The original PSPA were to wind down FnF, it only contains a liquidation end date and not the 4th amendment “terminate conservatorship end date” the PSPA has an open end to the end date, and that is the “liquidation end date”
No, your conclusion does not logically follow from your premises. What has kept FnF in conservatorship is a lack of capital, and FnF were losing money between the start of conservatorship and the NWS. It was the NWS, not the original SPSPAs, that allowed for a wind-down.
Having a set date to end the conservatorships makes no sense because there was no way for FHFA to know in advance when FnF would have enough capital to leave. The "Liquidation End Date"
that would have been pretty stupid right, the goal of conservatorship is to put in sound and solvent condition, if treasury would have refused this duty it makes the Treasury unreliable a party of last resort, this is something treasury would NEVER EVER want their name attached to
Treasury does not have a mandate for safety/soundness or to conserve/preserve assets. Those belong to FHFA alone.
I’m not sure how to point this out more clearly to you but “no court may take any action at the request of the director” or because “HERA says no court may take any action” then HERA is not answerable to the separation of powers ?

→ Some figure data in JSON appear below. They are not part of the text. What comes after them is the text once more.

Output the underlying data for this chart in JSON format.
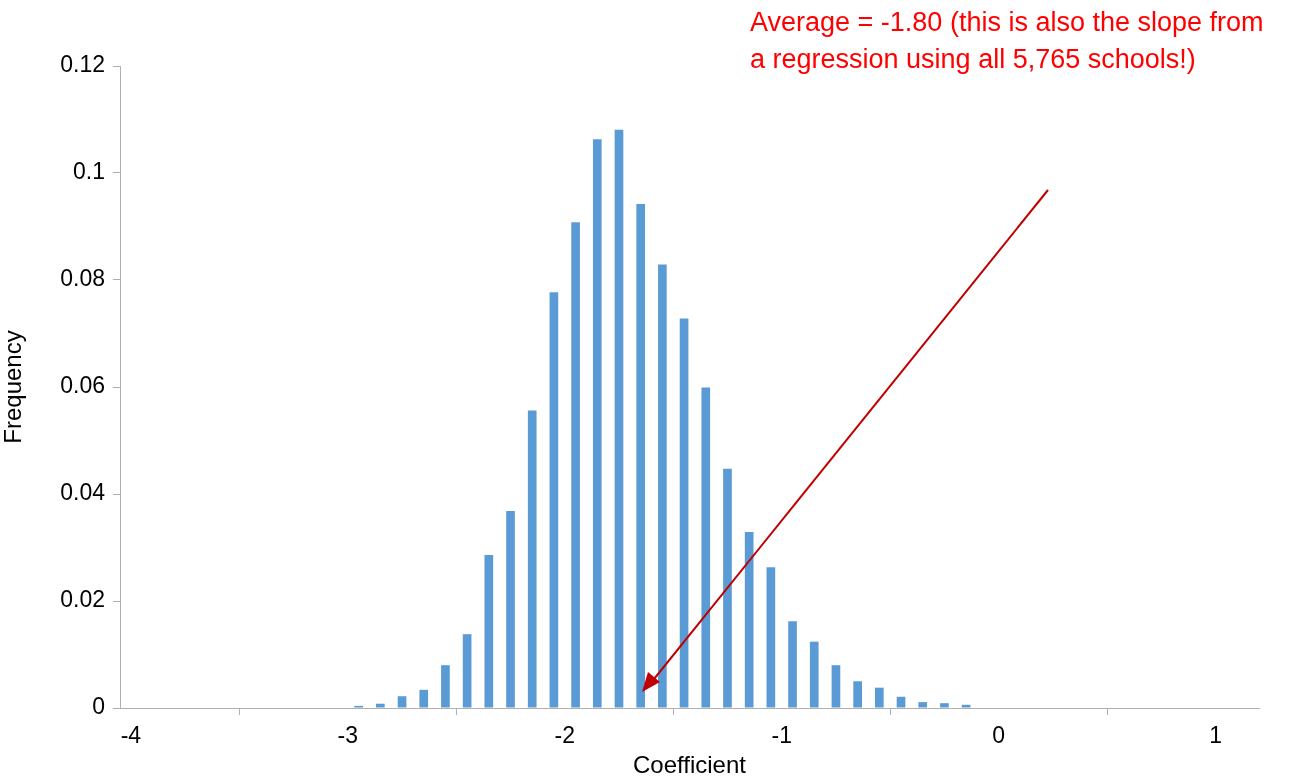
{
  "chart_data": {
    "type": "bar",
    "xlabel": "Coefficient",
    "ylabel": "Frequency",
    "annotations": [
      "Average = -1.80 (this is also the slope from a regression using all 5,765 schools!)"
    ],
    "x": [
      -2.95,
      -2.85,
      -2.75,
      -2.65,
      -2.55,
      -2.45,
      -2.35,
      -2.25,
      -2.15,
      -2.05,
      -1.95,
      -1.85,
      -1.75,
      -1.65,
      -1.55,
      -1.45,
      -1.35,
      -1.25,
      -1.15,
      -1.05,
      -0.95,
      -0.85,
      -0.75,
      -0.65,
      -0.55,
      -0.45,
      -0.35,
      -0.25,
      -0.15
    ],
    "values": [
      0.0004,
      0.0008,
      0.0022,
      0.0034,
      0.008,
      0.0138,
      0.0286,
      0.0368,
      0.0556,
      0.0777,
      0.0908,
      0.1063,
      0.1081,
      0.0942,
      0.0829,
      0.0728,
      0.0599,
      0.0447,
      0.0329,
      0.0263,
      0.0162,
      0.0124,
      0.008,
      0.005,
      0.0038,
      0.0021,
      0.0011,
      0.0009,
      0.0006
    ],
    "color": "#5b9bd5",
    "xlim": [
      -4.05,
      1.2
    ],
    "xticks": [
      -4,
      -3,
      -2,
      -1,
      0,
      1
    ],
    "ylim": [
      0,
      0.12
    ],
    "yticks": [
      0,
      0.02,
      0.04,
      0.06,
      0.08,
      0.1,
      0.12
    ]
  }
}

It's not that you're being unclear, it's that you're incorrect. The separation of powers claims in the Collins case have nothing to do with 4617(f). That's just a plain fact. Questions 3 and 4, which are part of Collins v Yellen, address the separation of powers claims. Question 2, which is part of Yellen v Collins, addresses 4617(f), and only as a matter of interpretation, not as a challenge to 4617(f) itself.
Several circuits, including the Fifth, Ninth, and Eleventh, have already ruled that they can review ultra vires actions by FHFA as conservator. You act like no court can ever take action no matter what, and that was proven wrong by the Fifth Circuit en banc panel majority ruling on page 18:
Other circuits follow the same interpretation. Even our sister courts that rejected claims like Counts I–III acknowledge the same rule: “Section 4617(f) will not protect the Agency if it acts either ultra viresor in some third capacity” besides conservator or receiver.72 So have circuits deciding unrelated cases against FHFA. To quote the Ninth Circuit, “the anti-judicial review provision is inapplicable when FHFA acts beyond the scope of its conservator power.”73 And the Eleventh Circuit holds that “[t]he FHFA cannot evade judicial scrutiny by merely labeling its actions with a conservator stamp.”74Th
Again, the separation of powers claim in Collins has nothing to do with 4617(f). Only the combination of a single director and for-cause removal protection.

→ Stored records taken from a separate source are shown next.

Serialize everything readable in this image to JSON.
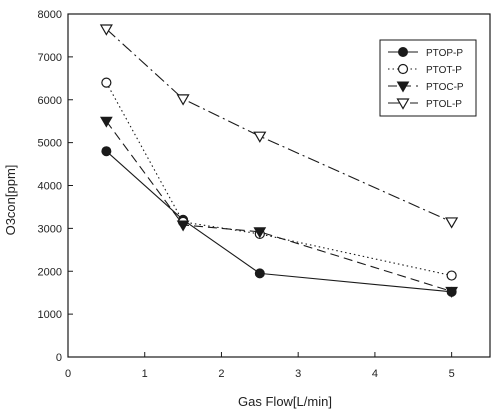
{
  "chart_data": {
    "type": "line",
    "xlabel": "Gas Flow[L/min]",
    "ylabel": "O3con[ppm]",
    "xlim": [
      0,
      5.5
    ],
    "ylim": [
      0,
      8000
    ],
    "xticks": [
      0,
      1,
      2,
      3,
      4,
      5
    ],
    "yticks": [
      0,
      1000,
      2000,
      3000,
      4000,
      5000,
      6000,
      7000,
      8000
    ],
    "grid": false,
    "legend_position": "top-right",
    "series": [
      {
        "name": "PTOP-P",
        "marker": "filled-circle",
        "line": "solid",
        "color": "#1a1a1a",
        "x": [
          0.5,
          1.5,
          2.5,
          5
        ],
        "y": [
          4800,
          3200,
          1950,
          1520
        ]
      },
      {
        "name": "PTOT-P",
        "marker": "open-circle",
        "line": "dotted",
        "color": "#1a1a1a",
        "x": [
          0.5,
          1.5,
          2.5,
          5
        ],
        "y": [
          6400,
          3150,
          2870,
          1900
        ]
      },
      {
        "name": "PTOC-P",
        "marker": "filled-triangle-down",
        "line": "dashed",
        "color": "#1a1a1a",
        "x": [
          0.5,
          1.5,
          2.5,
          5
        ],
        "y": [
          5500,
          3080,
          2920,
          1530
        ]
      },
      {
        "name": "PTOL-P",
        "marker": "open-triangle-down",
        "line": "dashdot",
        "color": "#1a1a1a",
        "x": [
          0.5,
          1.5,
          2.5,
          5
        ],
        "y": [
          7650,
          6020,
          5150,
          3150
        ]
      }
    ]
  }
}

Yes well that is the beauty of it, if you do not “conserve and preserve” and siphon of all profits and fail to prevent this action or “now we know” fail to amend this “now we know” 9 years later, it is an inaction of the FHFA, this inaction violates the duty the FHFA has to conserve and preserve, so because it failed to perform their duty, the conservatorship itself is at stake
Not even close to correct. The siphoning of the profits only happened with the NWS, not the original SPSPAs because the senior pref dividends could have been paid in kind. And since the NWS is the only thing that violated FHFA-C's conserve/preserve mandate, it is the only thing in danger of being voided.

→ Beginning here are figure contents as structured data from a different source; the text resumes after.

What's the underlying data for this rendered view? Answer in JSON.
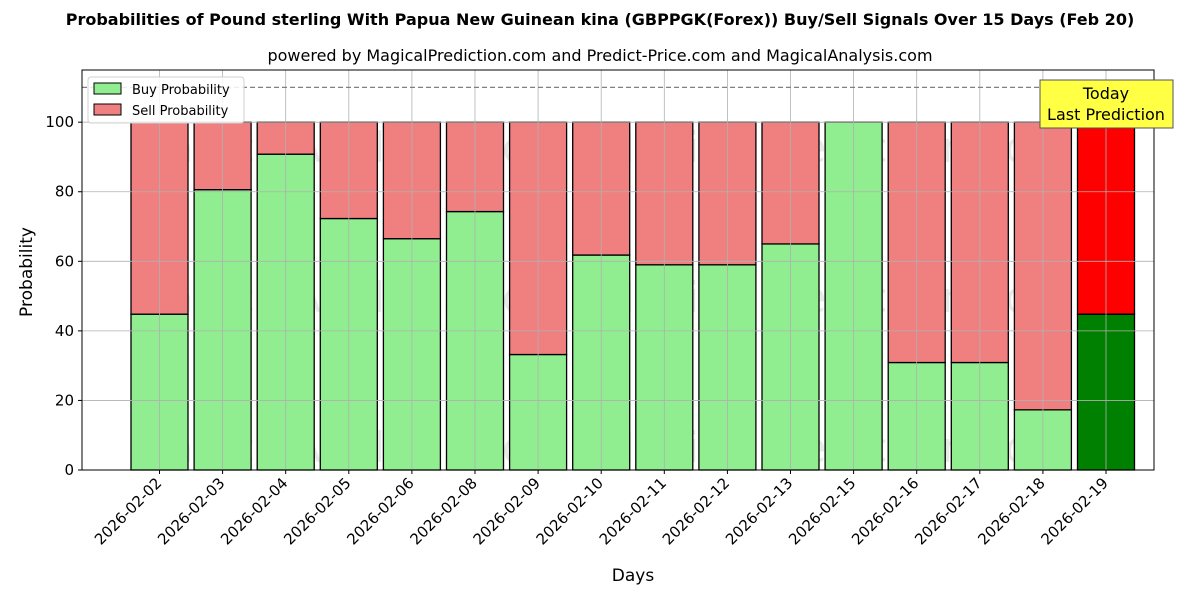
{
  "chart_data": {
    "type": "bar",
    "stacked": true,
    "title": "Probabilities of Pound sterling With Papua New Guinean kina (GBPPGK(Forex)) Buy/Sell Signals Over 15 Days (Feb 20)",
    "subtitle": "powered by MagicalPrediction.com and Predict-Price.com and MagicalAnalysis.com",
    "xlabel": "Days",
    "ylabel": "Probability",
    "ylim": [
      0,
      115
    ],
    "yticks": [
      0,
      20,
      40,
      60,
      80,
      100
    ],
    "grid": true,
    "legend_position": "upper left",
    "reference_line": {
      "y": 110,
      "style": "dashed"
    },
    "categories": [
      "2026-02-02",
      "2026-02-03",
      "2026-02-04",
      "2026-02-05",
      "2026-02-06",
      "2026-02-08",
      "2026-02-09",
      "2026-02-10",
      "2026-02-11",
      "2026-02-12",
      "2026-02-13",
      "2026-02-15",
      "2026-02-16",
      "2026-02-17",
      "2026-02-18",
      "2026-02-19"
    ],
    "series": [
      {
        "name": "Buy Probability",
        "color": "#90ee90",
        "values": [
          44.8,
          80.6,
          90.8,
          72.3,
          66.5,
          74.3,
          33.2,
          61.8,
          59.0,
          59.0,
          65.0,
          100.0,
          30.9,
          30.9,
          17.3,
          44.8
        ]
      },
      {
        "name": "Sell Probability",
        "color": "#f08080",
        "values": [
          55.2,
          19.4,
          9.2,
          27.7,
          33.5,
          25.7,
          66.8,
          38.2,
          41.0,
          41.0,
          35.0,
          0.0,
          69.1,
          69.1,
          82.7,
          55.2
        ]
      }
    ],
    "highlight": {
      "index": 15,
      "buy_color": "#008000",
      "sell_color": "#ff0000"
    },
    "annotation": {
      "text_line1": "Today",
      "text_line2": "Last Prediction",
      "bg": "#ffff44"
    },
    "watermarks": [
      "MagicalAnalysis.com",
      "MagicalPrediction.com"
    ]
  }
}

So because 4617(f) says it cannot take action, and the 3th is an inaction & ultra virres, the court takes an action to the prohibited action, and therefore it has to go(not only because of this, but also as “for cause” is also an issue in this)
The NWS was an action, and each payment made under the NWS was an action. This action/inaction argument is leading nowhere.
And the "it" that "has to go" is the NWS, not 4617(f).
What would you say if the Supreme Court struck down 4617(f) but upheld the NWS as legal? It wouldn't help shareholders at all! You are tilting at the wrong windmill here.
Assumption, you will find no document pre-2008 claiming the implicit needs to change to explicit, pure fantasy
That has nothing to do with what I said. You act as if a $200B backstop is meaningless and I strongly disagree. That is an enormous amount of money compared to the losses FnF stand to suffer in a downturn, but their current capital levels aren't. If a housing downturn were to happen right now, Treasury's backstop would be the only thing preventing receivership, which would impose losses on creditors (thus triggering the meltdown).
the warrants cannot be exercised as long as the litigation is outstanding, as the litigation might have a consequence on the warrants
No. There is not even a single case out there which seeks to overturn anything more than the NWS. Washington Federal only wants money, and filed their suit in a court that can't overturn the conservatorships, original SPSPAs, or warrants anyway.